First words out of CLE lecturers in legal malpractice settings is “Don’t sue for fees!” Reason? Legal malpractice counterclaims. Tarshis & Hammerman, LLP v Hartig 2016 NY Slip Op 50393(U) Decided on March 18, 2016 Appellate Term, Second Department is a prime example. (Disclosure: Both of the plaintiff attorneys were Kings County ADAs as was I at the time)
Mother retains plaintiff law firm to defend her son in a criminal matter. They charge $10,000 up to trial, a fairly typical fee. They defend, and one presumes that he was still convicted (pled guilty?). Mother paid $ 5000 to start and then would not pay the balance. Plaintiffs got their $ 5000 but had to go through a lot of telephone calls, a summons and complaint in Civil Court, a bench trial, and an appeal to the Appellate Term. Was that worth $ 5000? They had to hear the mother’s grief, have her call them minimally knowledgeable about criminal law, and the such. They may even have trouble collecting.
From the decision: “As a matter of public policy, courts pay particular attention to fee arrangements between attorneys and their clients (see Jacobson v Sassower, 66 NY2d 991, 993 [1985]), and the reasonableness of attorney’s fees is always subject to court scrutiny (see Matter of Bizar & Martin v U.S. Ice Cream Corp., 228 AD2d 588 [1996]).

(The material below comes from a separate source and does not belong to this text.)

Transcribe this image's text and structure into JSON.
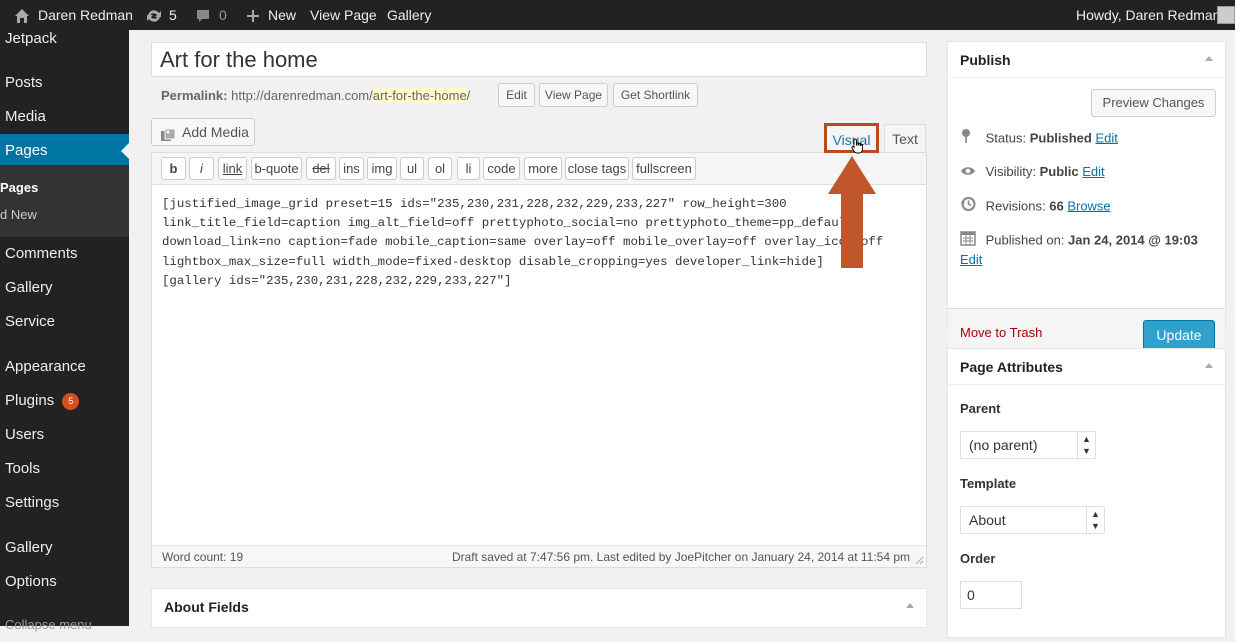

The retainer agreement signed by defendant set forth “the scope of the representation and [*2]the basis or rate of the fee and expenses for which the client will be responsible” (Rules of Professional Conduct [22 NYCRR 1200.0] rule 1.5 [b]), i.e., that defendant would be responsible for paying plaintiff the sum of $10,000, which would cover any legal services rendered by plaintiff in the criminal matter up until trial. The agreement was not ambiguous, and plaintiff demonstrated that substantial legal services had been rendered in the criminal matter resulting in a disposition before trial. In light of Hammerman’s testimony regarding the work he had performed, the nature of the issues involved in the case, the skill required to handle those issues and the results obtained (see Rules of Professional Conduct [22 NYCRR 1200.0] rule 1.5 [a]), we find that the amount charged was reasonable. In view of the foregoing, the Civil Court did not err in awarding plaintiff the remaining balance due under the retainer agreement and in dismissing defendant’s counterclaims.

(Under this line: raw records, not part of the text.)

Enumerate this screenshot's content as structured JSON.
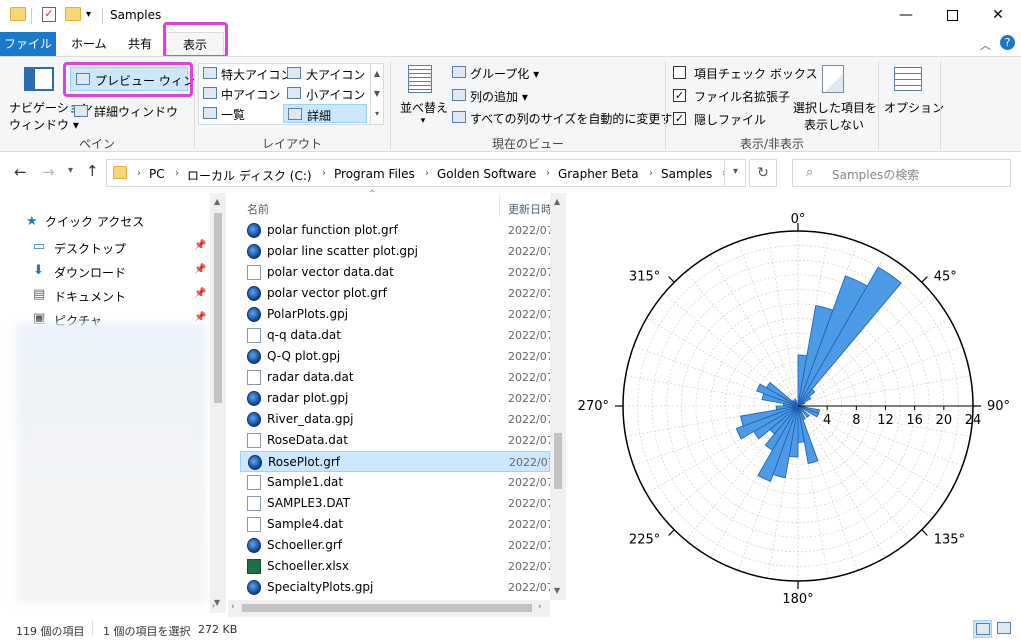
{
  "window": {
    "title": "Samples",
    "minimize_icon": "minimize-icon",
    "maximize_icon": "maximize-icon",
    "close_icon": "close-icon"
  },
  "tabs": {
    "file": "ファイル",
    "home": "ホーム",
    "share": "共有",
    "view": "表示"
  },
  "ribbon": {
    "pane": {
      "nav_pane_line1": "ナビゲーション",
      "nav_pane_line2": "ウィンドウ ▾",
      "preview_pane": "プレビュー ウィンドウ",
      "details_pane": "詳細ウィンドウ",
      "label": "ペイン"
    },
    "layout": {
      "extra_large": "特大アイコン",
      "large": "大アイコン",
      "medium": "中アイコン",
      "small": "小アイコン",
      "list": "一覧",
      "details": "詳細",
      "label": "レイアウト"
    },
    "current_view": {
      "sort_line1": "並べ替え",
      "group_by": "グループ化 ▾",
      "add_column": "列の追加 ▾",
      "fit_columns": "すべての列のサイズを自動的に変更する",
      "label": "現在のビュー"
    },
    "show_hide": {
      "item_checkboxes": "項目チェック ボックス",
      "item_checkboxes_checked": false,
      "file_extensions": "ファイル名拡張子",
      "file_extensions_checked": true,
      "hidden_items": "隠しファイル",
      "hidden_items_checked": true,
      "hide_selected_line1": "選択した項目を",
      "hide_selected_line2": "表示しない",
      "label": "表示/非表示"
    },
    "options": "オプション"
  },
  "address": {
    "crumbs": [
      "PC",
      "ローカル ディスク (C:)",
      "Program Files",
      "Golden Software",
      "Grapher Beta",
      "Samples"
    ],
    "search_placeholder": "Samplesの検索"
  },
  "nav": {
    "quick_access": "クイック アクセス",
    "items": [
      "デスクトップ",
      "ダウンロード",
      "ドキュメント",
      "ピクチャ"
    ]
  },
  "filelist": {
    "col_name": "名前",
    "col_date": "更新日時",
    "files": [
      {
        "name": "polar function plot.grf",
        "date": "2022/07",
        "type": "grf"
      },
      {
        "name": "polar line scatter plot.gpj",
        "date": "2022/07",
        "type": "grf"
      },
      {
        "name": "polar vector data.dat",
        "date": "2022/07",
        "type": "dat"
      },
      {
        "name": "polar vector plot.grf",
        "date": "2022/07",
        "type": "grf"
      },
      {
        "name": "PolarPlots.gpj",
        "date": "2022/07",
        "type": "grf"
      },
      {
        "name": "q-q data.dat",
        "date": "2022/07",
        "type": "dat"
      },
      {
        "name": "Q-Q plot.gpj",
        "date": "2022/07",
        "type": "grf"
      },
      {
        "name": "radar data.dat",
        "date": "2022/07",
        "type": "dat"
      },
      {
        "name": "radar plot.gpj",
        "date": "2022/07",
        "type": "grf"
      },
      {
        "name": "River_data.gpj",
        "date": "2022/07",
        "type": "grf"
      },
      {
        "name": "RoseData.dat",
        "date": "2022/07",
        "type": "dat"
      },
      {
        "name": "RosePlot.grf",
        "date": "2022/07",
        "type": "grf",
        "selected": true
      },
      {
        "name": "Sample1.dat",
        "date": "2022/07",
        "type": "dat"
      },
      {
        "name": "SAMPLE3.DAT",
        "date": "2022/07",
        "type": "dat"
      },
      {
        "name": "Sample4.dat",
        "date": "2022/07",
        "type": "dat"
      },
      {
        "name": "Schoeller.grf",
        "date": "2022/07",
        "type": "grf"
      },
      {
        "name": "Schoeller.xlsx",
        "date": "2022/07",
        "type": "xls"
      },
      {
        "name": "SpecialtyPlots.gpj",
        "date": "2022/07",
        "type": "grf"
      }
    ]
  },
  "preview": {
    "angle_labels": [
      "0°",
      "45°",
      "90°",
      "135°",
      "180°",
      "225°",
      "270°",
      "315°"
    ],
    "radial_labels": [
      "4",
      "8",
      "12",
      "16",
      "20",
      "24"
    ],
    "radial_max": 24,
    "bar_color": "#4d9be6",
    "petals": [
      {
        "from": 0,
        "to": 10,
        "value": 7
      },
      {
        "from": 10,
        "to": 20,
        "value": 14
      },
      {
        "from": 20,
        "to": 30,
        "value": 19
      },
      {
        "from": 30,
        "to": 40,
        "value": 22
      },
      {
        "from": 40,
        "to": 50,
        "value": 3
      },
      {
        "from": 50,
        "to": 60,
        "value": 2
      },
      {
        "from": 60,
        "to": 70,
        "value": 1
      },
      {
        "from": 90,
        "to": 100,
        "value": 1
      },
      {
        "from": 100,
        "to": 110,
        "value": 3
      },
      {
        "from": 110,
        "to": 120,
        "value": 3
      },
      {
        "from": 130,
        "to": 140,
        "value": 2
      },
      {
        "from": 150,
        "to": 160,
        "value": 2
      },
      {
        "from": 160,
        "to": 170,
        "value": 8
      },
      {
        "from": 170,
        "to": 180,
        "value": 5
      },
      {
        "from": 180,
        "to": 190,
        "value": 7
      },
      {
        "from": 190,
        "to": 200,
        "value": 10
      },
      {
        "from": 200,
        "to": 210,
        "value": 11
      },
      {
        "from": 210,
        "to": 220,
        "value": 7
      },
      {
        "from": 220,
        "to": 230,
        "value": 5
      },
      {
        "from": 230,
        "to": 240,
        "value": 7
      },
      {
        "from": 240,
        "to": 250,
        "value": 9
      },
      {
        "from": 250,
        "to": 260,
        "value": 8
      },
      {
        "from": 260,
        "to": 270,
        "value": 3
      },
      {
        "from": 270,
        "to": 280,
        "value": 2
      },
      {
        "from": 280,
        "to": 290,
        "value": 5
      },
      {
        "from": 290,
        "to": 300,
        "value": 6
      },
      {
        "from": 300,
        "to": 310,
        "value": 5
      },
      {
        "from": 310,
        "to": 320,
        "value": 1
      },
      {
        "from": 330,
        "to": 340,
        "value": 1
      }
    ]
  },
  "status": {
    "count": "119 個の項目",
    "selected": "1 個の項目を選択",
    "size": "272 KB"
  },
  "colors": {
    "accent": "#1979ca",
    "highlight": "#e040e0",
    "selected_row": "#cce8ff"
  }
}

Although defendant contends that she was not able to adequately defend herself at trial, the record indicates the contrary. While she admits that she did not ask the court for an adjournment, she argues that, since she is not an attorney, she is entitled to a new trial. Her status as a self-represented litigant, however, does not entitle her to greater rights than any other litigant (see Roundtree v Singh, 143 AD2d 995 [1988]).”